Part 6: A Taste of Neural Networks
This part of the assignment is independent from everything that came before. You will be
training a neural network text classifier to perform the task of sentiment analysis. Sentiment analysis involves processing an input sentence to classify whether its sentiment is positive (1) or negative (0). To get a better sense for this task setup, you can browse through the data in part6/data/train.txt.
Provided Code and Data
The framework code you are given consists of several files. neural_sentiment_classifier.py is the main class. You cannot modify this file for your final submission, although you can run it with different command line arguments. The --model and --feats arguments control the model specification.
Steps
You can test your code by running neural_sentiment_classifier.py, but the only file you should change is models.py. You will need to implement the following:
1. NeuralNet: Implement the constructor as well as NeuralNet.forward: the function that runs a forward pass of the neural net classifier. This should take a list of word indices as input, embed them through an embedding layer, pass them through a deep averaging network, and return a tensor representing a log-probability distribution over class labels. Details of the deep averaging network are described in the code comments.

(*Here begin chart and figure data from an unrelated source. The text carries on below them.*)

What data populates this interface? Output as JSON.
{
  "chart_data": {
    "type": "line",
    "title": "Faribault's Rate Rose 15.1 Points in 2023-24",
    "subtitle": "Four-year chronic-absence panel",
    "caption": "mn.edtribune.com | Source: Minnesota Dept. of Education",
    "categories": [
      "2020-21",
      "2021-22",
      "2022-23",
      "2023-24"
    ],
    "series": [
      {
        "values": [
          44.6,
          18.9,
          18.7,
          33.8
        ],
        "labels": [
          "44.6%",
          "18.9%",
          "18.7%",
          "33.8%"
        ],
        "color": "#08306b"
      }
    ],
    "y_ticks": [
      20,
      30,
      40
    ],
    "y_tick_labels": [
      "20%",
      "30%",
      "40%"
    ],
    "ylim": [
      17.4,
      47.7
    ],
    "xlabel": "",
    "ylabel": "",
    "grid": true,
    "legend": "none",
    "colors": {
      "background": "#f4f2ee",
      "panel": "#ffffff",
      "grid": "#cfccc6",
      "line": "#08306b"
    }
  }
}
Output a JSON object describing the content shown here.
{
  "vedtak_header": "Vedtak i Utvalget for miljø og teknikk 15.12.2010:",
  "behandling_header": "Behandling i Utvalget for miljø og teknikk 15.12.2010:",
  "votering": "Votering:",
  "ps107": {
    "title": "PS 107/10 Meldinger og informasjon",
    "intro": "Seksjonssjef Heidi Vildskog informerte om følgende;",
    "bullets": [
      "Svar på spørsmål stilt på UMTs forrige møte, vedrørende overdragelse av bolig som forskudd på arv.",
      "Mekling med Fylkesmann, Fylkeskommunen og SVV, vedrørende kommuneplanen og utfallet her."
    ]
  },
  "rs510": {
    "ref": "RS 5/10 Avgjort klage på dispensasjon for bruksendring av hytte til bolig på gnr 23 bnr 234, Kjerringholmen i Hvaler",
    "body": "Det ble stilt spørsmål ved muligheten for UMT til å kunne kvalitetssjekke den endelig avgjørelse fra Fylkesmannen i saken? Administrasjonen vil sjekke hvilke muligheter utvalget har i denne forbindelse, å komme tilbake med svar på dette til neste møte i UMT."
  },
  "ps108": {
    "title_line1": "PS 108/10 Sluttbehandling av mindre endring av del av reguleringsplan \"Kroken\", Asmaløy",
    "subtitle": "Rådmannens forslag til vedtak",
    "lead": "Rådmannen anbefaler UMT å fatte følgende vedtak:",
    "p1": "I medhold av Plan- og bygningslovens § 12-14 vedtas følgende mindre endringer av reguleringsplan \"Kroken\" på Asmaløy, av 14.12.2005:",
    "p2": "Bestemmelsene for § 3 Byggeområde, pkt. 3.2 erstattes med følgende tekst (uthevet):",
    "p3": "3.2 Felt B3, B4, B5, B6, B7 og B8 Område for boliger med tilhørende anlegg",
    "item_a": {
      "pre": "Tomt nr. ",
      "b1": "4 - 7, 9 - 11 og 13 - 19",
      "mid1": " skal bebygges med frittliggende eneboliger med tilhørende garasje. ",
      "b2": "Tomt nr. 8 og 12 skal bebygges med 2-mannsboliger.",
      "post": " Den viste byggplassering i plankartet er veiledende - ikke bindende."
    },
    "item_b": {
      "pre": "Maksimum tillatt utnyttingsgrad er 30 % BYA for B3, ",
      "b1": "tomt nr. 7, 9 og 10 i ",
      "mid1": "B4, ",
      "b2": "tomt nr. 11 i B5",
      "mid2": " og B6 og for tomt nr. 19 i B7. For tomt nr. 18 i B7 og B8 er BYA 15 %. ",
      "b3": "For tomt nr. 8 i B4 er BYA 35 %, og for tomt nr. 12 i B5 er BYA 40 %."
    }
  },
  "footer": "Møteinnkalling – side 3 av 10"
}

2. NeuralSentimentClassifier: Implement the constructor and predict. The constructor should take advantage of the provided functions read_word_embeddings and WordEmbeddings.get_initialized_embedding_layer from sentiment_data.py to load pretrained embeddings and create a NeuralNet object.
3. train_deep_averaging_network: This function creates a NeuralSentimentClassifier and implements the full training loop for the neural net it contains. The number of epochs should be args.num_epochs with a batch size of args.batch_size and learning rate args.lr.
For each batch, compute classification loss based on the prediction using a built-in loss function like NLLLoss or CrossEntropyLoss. Pay close attention to what these losses expect as inputs (probabilities, log probabilities, or raw scores).